Some extreme fans of cryptocurrency like to say that it’s the future of money and that fiat currencies—the ones like the U.S. dollar, Euro, Japanese yen, and British pound—have no inherent value. And that is correct. Value is always matter of perception, whether talking of aper money, gold bullion, or the electrons captured by a blockchain.

But gold, whether rationally or not, is highly prized. Fiat money rest on massive economies and, ultimately, the collective resources of nations. There is long-established trust, even though sovereign currencies can and have collapsed. But it takes a lot for that to happen.

Cryptocurrencies can be wildly volatile. Bitcoin BTC is down by more than half of its heady pricing in November 2021. Was it overvalued then? Maybe. Undervalued now? Maybe. But it’s hard to tie to a solid value because it, as other cryptocurrencies, depends on people continuing to buy to push the price up.

As Tracy Alloway wrote in Bloomberg, “Many of these tokens derive their value from an influx of new money rather than an underlying cashflow, so incentivizing new users into the ecosystem is paramount, and that means you need to deflect attention from the many who have lost their shirts.”

When someone suggests that you put everything into crypto, give some thought as to whether they need to see others doing so to help make sure their investments don’t fall.

IPOs

IPOs can be a way to make money if you’re an insider. That is, you’re one of the founders, one of the early employees, one of the big investors, or one of the prized customers of a bank underwriting the IPO.

Those with shares, especially the investors (employees are usually legally tied up and prevented from selling shares when a company first goes public), can make significant money when the company goes public and they can sell shares through exchanges. But making money requires one thing: people willing to pay more for a position than the IPO price. Without a differential, there’s no immediate profit.

That lack of a differential is what made so many people angry about the Meta (formerly the company known as Facebook) IPO. Many people wanted to own some of the company. The valuation went nuts, hitting 100 times its earnings and dwarfing the multiples that Apple AAPL and Google GOOG had at the time. So, the stock jumped only 0.6% over the offering price, as CBS News reported at the time. And that was fine. Jim Cramer said, “In all my years on Wall Street this is the most outrageous and egregious deal I have ever seen.” Instead, consider that it was one of the few times an IPO wasn’t an egregious deal designed to pull money from the average person at inflated prices.

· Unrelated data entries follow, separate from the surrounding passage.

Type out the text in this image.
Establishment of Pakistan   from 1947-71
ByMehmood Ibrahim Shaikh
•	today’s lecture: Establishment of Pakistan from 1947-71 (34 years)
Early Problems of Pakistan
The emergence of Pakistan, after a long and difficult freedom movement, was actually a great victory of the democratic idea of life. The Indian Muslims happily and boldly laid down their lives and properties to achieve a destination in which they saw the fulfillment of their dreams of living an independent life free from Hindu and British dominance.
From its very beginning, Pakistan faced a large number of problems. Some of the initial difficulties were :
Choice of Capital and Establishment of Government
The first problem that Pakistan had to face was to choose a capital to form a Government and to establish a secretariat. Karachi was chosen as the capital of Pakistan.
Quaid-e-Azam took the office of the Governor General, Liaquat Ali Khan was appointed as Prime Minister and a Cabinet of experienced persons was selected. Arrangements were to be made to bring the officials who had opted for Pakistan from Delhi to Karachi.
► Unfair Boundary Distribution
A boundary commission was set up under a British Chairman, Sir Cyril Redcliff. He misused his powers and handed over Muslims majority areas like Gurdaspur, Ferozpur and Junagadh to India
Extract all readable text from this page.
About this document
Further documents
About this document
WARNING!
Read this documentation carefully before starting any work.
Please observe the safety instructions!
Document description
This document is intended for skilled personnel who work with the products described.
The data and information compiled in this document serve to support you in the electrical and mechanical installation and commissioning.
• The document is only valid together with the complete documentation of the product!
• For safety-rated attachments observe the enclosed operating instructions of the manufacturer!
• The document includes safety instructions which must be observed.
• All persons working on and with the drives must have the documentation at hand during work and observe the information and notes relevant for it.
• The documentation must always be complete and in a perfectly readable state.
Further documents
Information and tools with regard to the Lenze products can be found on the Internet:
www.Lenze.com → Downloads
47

In early May 2022, Manhattan Venture Research released an analysis of tech IPO investing. Here are some of the points:

· “At the 6-month post-IPO mark, pre-IPO investment returns beat post-IPO returns by a wide margin. Buying IPOs on the open market has produced lower returns.”

· “Later-stage pre-IPO investments outperformed early stage pre-IPO investments.”

· Depending on their timing, early investors saw annualized returns of anywhere from 62.5% to 112.9% on opening day and 53.0% to 82.8% after six months. At six months, those buying on the opening day had annualized returns of 1.6%.

You’re not supposed to make money buying IPOs when they hit the market. You’re supposed to enable insiders to make money.

Don’t get carried away by the hype. Wait and treat it like a regular stock, because it is.